The Florida Bar

Ethics Opinion

Opinion 73-17

June 14, 1974
Advisory ethics opinions are not binding.
A lawyer is not prohibited, per se, from owning stock in a corporation formed to sell legal fee
insurance policies.
Note: See F.S. Ch. 642, enacted in 1979.

DR 2-101, 2-102
F.S. Ch. 641

Vice Chairman Daniels stated the opinion of the committee:
A member of The Florida Bar wishes to form a Florida corporation to sell
insurance policies which would pay the legal fees of the insureds incurred while
the policies were in effect. The inquirer recognizes that Florida Statutes Ch. 641
would have to be amended so as to permit the formation of a corporation for such
purposes. We are asked to answer the following question:
Will a corporation created and designed to sell insurance coverage on
lawyers’ fees be in violation of Canon 2 and DR 2-101 and 2-102 when such a
corporation is owned partially or entirely by lawyers admitted to The Florida Bar;
but when the solicitation process done by the corporation is removed entirely
from the attorneys themselves; that is, when the attorneys connected with the
company are (1) not named in the advertising and (2) do not indicate the
company’s name on their letterhead or other printed material used to
communicate with the public?
Assuming arguendo that Florida Statutes Ch. 641 were amended to permit corporations to
sell legal fee insurance policies, such amendments might or might not contain restrictions on
lawyers owning stock in such corporations.

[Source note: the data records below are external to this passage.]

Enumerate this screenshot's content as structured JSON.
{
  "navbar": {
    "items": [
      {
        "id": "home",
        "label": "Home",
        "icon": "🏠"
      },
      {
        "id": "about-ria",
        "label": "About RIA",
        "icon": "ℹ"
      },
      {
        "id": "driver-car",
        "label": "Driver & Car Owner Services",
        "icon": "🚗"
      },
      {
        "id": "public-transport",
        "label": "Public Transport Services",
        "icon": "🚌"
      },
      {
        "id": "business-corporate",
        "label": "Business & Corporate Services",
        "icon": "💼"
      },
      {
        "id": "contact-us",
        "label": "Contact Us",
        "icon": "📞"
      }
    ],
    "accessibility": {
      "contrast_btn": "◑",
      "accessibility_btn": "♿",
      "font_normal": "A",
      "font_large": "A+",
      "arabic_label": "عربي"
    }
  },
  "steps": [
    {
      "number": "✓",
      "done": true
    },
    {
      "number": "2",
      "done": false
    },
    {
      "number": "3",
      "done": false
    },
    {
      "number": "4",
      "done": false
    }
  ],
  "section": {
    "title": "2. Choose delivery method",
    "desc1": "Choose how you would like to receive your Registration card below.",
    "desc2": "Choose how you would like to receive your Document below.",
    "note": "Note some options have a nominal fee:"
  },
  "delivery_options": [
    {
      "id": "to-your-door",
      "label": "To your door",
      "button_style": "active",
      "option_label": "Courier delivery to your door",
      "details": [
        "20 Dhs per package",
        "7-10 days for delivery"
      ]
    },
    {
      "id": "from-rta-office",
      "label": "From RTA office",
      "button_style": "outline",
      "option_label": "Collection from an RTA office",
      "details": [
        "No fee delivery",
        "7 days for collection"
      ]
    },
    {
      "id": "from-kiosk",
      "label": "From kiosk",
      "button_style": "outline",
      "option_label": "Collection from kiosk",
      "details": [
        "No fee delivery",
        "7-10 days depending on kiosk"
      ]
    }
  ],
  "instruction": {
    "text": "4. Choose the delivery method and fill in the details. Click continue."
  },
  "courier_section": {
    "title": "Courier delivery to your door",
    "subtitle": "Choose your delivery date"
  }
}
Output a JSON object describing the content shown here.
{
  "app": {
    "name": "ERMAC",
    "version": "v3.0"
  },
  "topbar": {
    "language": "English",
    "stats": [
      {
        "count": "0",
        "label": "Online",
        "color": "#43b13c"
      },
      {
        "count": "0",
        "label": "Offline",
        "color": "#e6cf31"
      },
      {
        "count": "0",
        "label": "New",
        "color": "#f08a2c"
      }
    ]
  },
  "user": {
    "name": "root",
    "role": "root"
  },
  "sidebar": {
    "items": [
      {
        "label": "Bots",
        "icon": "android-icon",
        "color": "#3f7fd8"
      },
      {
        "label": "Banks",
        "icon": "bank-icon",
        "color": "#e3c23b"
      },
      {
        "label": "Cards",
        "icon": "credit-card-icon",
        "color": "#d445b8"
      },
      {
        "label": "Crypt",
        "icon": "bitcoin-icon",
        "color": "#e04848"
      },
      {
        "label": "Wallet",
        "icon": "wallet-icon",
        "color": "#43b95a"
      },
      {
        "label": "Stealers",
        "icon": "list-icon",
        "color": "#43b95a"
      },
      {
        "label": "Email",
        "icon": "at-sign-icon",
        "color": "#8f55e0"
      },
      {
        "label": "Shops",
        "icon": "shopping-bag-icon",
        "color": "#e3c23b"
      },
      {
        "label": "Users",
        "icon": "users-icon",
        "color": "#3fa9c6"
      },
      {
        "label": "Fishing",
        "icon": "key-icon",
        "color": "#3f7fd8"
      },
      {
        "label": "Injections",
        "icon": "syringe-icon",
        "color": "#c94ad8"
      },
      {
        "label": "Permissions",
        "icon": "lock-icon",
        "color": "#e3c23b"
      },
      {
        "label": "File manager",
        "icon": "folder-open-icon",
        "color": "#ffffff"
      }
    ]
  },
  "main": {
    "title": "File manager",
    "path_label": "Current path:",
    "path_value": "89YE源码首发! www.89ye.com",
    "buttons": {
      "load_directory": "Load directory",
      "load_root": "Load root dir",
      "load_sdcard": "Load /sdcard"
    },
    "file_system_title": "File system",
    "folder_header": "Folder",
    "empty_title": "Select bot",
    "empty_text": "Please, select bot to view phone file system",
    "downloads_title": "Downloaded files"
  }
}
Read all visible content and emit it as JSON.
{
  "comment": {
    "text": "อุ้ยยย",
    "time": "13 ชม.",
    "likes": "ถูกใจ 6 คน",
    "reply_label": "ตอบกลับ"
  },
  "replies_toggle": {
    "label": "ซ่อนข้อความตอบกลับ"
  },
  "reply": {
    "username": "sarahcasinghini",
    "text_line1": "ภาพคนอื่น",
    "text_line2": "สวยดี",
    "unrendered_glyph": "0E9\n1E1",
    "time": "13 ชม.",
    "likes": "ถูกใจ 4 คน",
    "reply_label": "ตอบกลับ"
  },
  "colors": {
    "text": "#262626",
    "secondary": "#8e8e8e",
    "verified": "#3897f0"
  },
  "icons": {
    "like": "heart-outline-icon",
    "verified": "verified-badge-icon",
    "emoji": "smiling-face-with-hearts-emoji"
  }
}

Assuming no statutory prohibition against such
ownership by lawyers, a majority of the Committee sees nothing per se unethical in the mere
ownership of such stock. We have not been asked whether it would be possible for such a
corporation to sell such insurance policies without ethical impropriety nor have we been asked
whether lawyers could, with propriety, do anything other than own stock in such a corporation.
The Committee sees many areas of ethical concern that such a program might violate, depending
on the form and manner of its operation. Answers to these issues can only be given when and if
they arise in the future.
A minority of the Committee is of the opinion that it would be impossible, under any
circumstances, for the bounds of propriety to be observed in the sale of such insurance policies.
Hence, the minority feels that even the mere ownership of stock would be improper.